Jude cut through the noise. “The flip phone belonged to Cheyenne. The hammer was used on Madison.”

“You think he kept them as trophies?”

Emmy’s heart started tapping like a drum. They’d always assumed that Adam was a pedophile who’d gotten caught, not a serial offender with more victims. She couldn’t let her mind race to what this could mean for Paisley Walker.

She said, “I’m assuming Adam’s the killer. You said that he’s probably raped before. Do you think he could’ve killed other children before Madison and Cheyenne?”

“There have been fewer than two dozen cases of double child abductions in the United States since the nineteen-seventies. It’s incredibly rare.

Statistically, we know from the profiles of those offenders that they were more likely to have previous rapes, abductions and murders in their criminal backgrounds. ”

Emmy heard the academic-like shift in Jude’s tone. “Madison and Cheyenne weren’t his first victims.”

“Their abductor knew what he was doing,” Jude said. “Taking them wasn’t a spur-of-the-moment decision.

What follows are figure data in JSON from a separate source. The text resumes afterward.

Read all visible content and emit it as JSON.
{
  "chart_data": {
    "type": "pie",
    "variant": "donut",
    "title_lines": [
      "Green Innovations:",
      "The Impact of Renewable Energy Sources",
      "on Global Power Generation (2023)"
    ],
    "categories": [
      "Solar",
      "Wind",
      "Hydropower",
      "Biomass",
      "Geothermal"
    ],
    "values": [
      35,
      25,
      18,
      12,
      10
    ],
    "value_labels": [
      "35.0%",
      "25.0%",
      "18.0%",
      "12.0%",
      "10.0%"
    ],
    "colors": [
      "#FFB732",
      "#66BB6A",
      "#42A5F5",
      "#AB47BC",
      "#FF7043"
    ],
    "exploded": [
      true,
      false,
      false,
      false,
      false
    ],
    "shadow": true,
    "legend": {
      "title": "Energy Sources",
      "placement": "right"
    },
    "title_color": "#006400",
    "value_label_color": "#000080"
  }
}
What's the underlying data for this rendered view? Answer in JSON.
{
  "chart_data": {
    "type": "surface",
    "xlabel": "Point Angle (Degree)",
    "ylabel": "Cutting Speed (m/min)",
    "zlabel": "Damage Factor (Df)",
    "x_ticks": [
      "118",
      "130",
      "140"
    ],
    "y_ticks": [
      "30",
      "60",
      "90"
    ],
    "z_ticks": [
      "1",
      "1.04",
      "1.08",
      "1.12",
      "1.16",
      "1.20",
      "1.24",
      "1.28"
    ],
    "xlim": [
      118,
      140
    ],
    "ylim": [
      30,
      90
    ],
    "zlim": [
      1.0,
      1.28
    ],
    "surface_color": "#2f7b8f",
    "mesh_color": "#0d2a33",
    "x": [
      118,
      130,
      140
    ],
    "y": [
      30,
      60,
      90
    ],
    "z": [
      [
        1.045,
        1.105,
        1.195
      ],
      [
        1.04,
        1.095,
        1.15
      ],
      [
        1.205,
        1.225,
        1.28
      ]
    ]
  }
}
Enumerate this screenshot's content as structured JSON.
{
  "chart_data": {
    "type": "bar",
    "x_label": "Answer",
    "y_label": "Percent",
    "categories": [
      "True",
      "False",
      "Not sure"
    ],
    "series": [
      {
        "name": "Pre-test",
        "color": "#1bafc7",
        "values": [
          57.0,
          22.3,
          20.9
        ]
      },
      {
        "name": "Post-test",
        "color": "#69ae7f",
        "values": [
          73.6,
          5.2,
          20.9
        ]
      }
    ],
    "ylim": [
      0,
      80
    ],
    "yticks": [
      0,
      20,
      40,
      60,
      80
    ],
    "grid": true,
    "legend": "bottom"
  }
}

He groomed them. He knew their schedules. He knew how to get to Cheyenne. He knew how to get to Madison.”

“He knew how to get to Paisley.”

“Did you search for similar cases where a hammer was used to break the hands and feet?”

“I found two cases, but the victims weren’t children. One was a nineteen-year-old in Tillar, Arkansas. The other was a twenty-one-year-old in Hidalgo, Texas. The bones were broken, but not systematically, and we couldn’t find any proof that Adam had ever been out of state.”

“If it was Adam—if—and if he was traveling for the purposes of committing a crime, he would know to cover his tracks. Turn off his phone. Get rid of receipts. Only use cash.” Jude took her phone out of her purse.

“I’ll reach out to my point person at the National Center for Missing and Exploited Children.

Their database is more thorough than the FBI’s. ”

“How is that possible?”

“The FBI relies on law enforcement to send them the data. Reporting is not mandatory, and compliance is spotty. The Center actively goes searching for the data themselves.”

Emmy could feel a bead of sweat roll down the back of her neck. “We should tell Seth Alexander. Paisley could be missing a personal item that was taken as a trophy.”

“No.” Jude looked up from her phone. “Let’s keep this between ourselves for now. Don’t even tell Cole.”

“My son can keep a secret.”

“I know, sweetheart, but sometimes just knowing a secret is harder than keeping it.” Jude glanced over her shoulder to make sure they were alone. “If we find the trophies, we find the killer.”